E-Ticaret Pazarlarının Riskleri ve Verilerin Devrinin Sonuçları
Bilişim uzmanı Hakan Topuzoğlu, e-ticaret alanındaki piyasaların yurt dışına satışının beraberinde getirdiği risklere dikkat çekti. Topuzoğlu, “Yurt dışına satılan e-ticaret platformlarıyla beraber, tüm işlenebilir verilerin de transferi gerçekleşiyor. Bu devir işlemleri sırasında geçmişe ait verilerin silinmesi gerektiği de değerlendiriliyor,” şeklinde konuştu.
Psikolojik ve Ekonomik Riskler
Topuzoğlu, yurt dışına satış yapılan e-ticaret platformlarının taşıdığı verilerin psikolojik ve ekonomik tehditler oluşturabileceğini belirtti. “E-ticaretin artışıyla birlikte, yeni pazar yerleri ortaya çıktı ve yerli firmalar satış yapmaya yöneldi.

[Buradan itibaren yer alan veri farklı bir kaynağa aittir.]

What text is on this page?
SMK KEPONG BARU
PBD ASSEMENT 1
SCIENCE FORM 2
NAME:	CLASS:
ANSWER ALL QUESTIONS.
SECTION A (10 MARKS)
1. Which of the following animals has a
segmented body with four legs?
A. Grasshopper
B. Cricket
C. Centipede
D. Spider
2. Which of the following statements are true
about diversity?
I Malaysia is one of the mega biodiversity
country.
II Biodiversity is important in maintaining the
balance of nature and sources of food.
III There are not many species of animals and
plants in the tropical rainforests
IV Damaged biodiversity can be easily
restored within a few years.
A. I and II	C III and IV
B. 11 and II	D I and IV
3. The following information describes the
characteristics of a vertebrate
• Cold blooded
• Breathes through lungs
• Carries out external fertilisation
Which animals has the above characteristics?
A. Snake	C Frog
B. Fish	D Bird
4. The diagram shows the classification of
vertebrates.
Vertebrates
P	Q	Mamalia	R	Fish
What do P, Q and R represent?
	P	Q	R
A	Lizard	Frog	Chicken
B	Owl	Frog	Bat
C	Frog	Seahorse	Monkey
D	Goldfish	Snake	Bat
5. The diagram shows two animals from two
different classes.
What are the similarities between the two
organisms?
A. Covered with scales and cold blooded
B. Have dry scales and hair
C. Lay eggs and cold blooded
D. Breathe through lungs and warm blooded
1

Bu süreç başlangıçta avantajlı görünse de, zamanla bu pazarlar yabancı şirketlere satılmaya başladı. Şu an itibarıyla yerli ve milli markaların sayısı çok azalmış durumda. Bazı büyük markalar dışında neredeyse hiç kalmadı. Yurt dışından gelen yatırımlar başlangıçta olumlu gözükse de, verilerin devri beraberinde çeşitli riskler doğuruyor,” dedi.
Topuzoğlu, Türk tüketicilerin alışveriş verilerinin, hangi bölgeden hangi ürünlerin daha çok alındığı gibi bilgilerin işlenebilir durumda olduğunu vurgulayarak, “Yabancı firmalar bu verilere erişerek stratejik yatırımlar yapabilir ya da yerel pazarı yönlendirebilir. Bu durum, hem psikolojik hem de ekonomik açıdan ciddi tehditler oluşturuyor,” şeklinde ifade etti.
Çözüm Önerileri ve Yerli Markaların Desteklenmesi
Topuzoğlu, verilerin devri sırasında silinme alternatifinin olduğuna dikkat çekerek, “İki öneri sunabiliriz. Birincisi, satış sırasında geçmişe dönük işlenebilir verilerin silinerek yeni alıcılara verilmesi. Bu durumda yeni işletmelere, ‘Buradan devam edin, ancak geçmiş verilerinizi alamazsınız’ denilebilir. İkincisi ise yerli markaların teşvik edilmesi gerekliliğidir. E-ticaret pazarını günlük hayatta işletmek oldukça karmaşık ve zor bir süreç; bu nedenle pek çok firma bu alanda yer almak istemiyor. Teşviklerle bu durumun iyileştirilmesi sağlanabilir,” diye ekledi.
Son olarak, yurt dışındaki firmaların Türkiye’deki pazarları satın alıp, kendi güçlü alanlarına çekme potansiyeline dikkat çeken Topuzoğlu, “Yerli ve milli anlayışın daha da güçlenmesi ve gerekli yasal düzenlemelerin resmi mercilerce yapılması önemlidir,” dedi.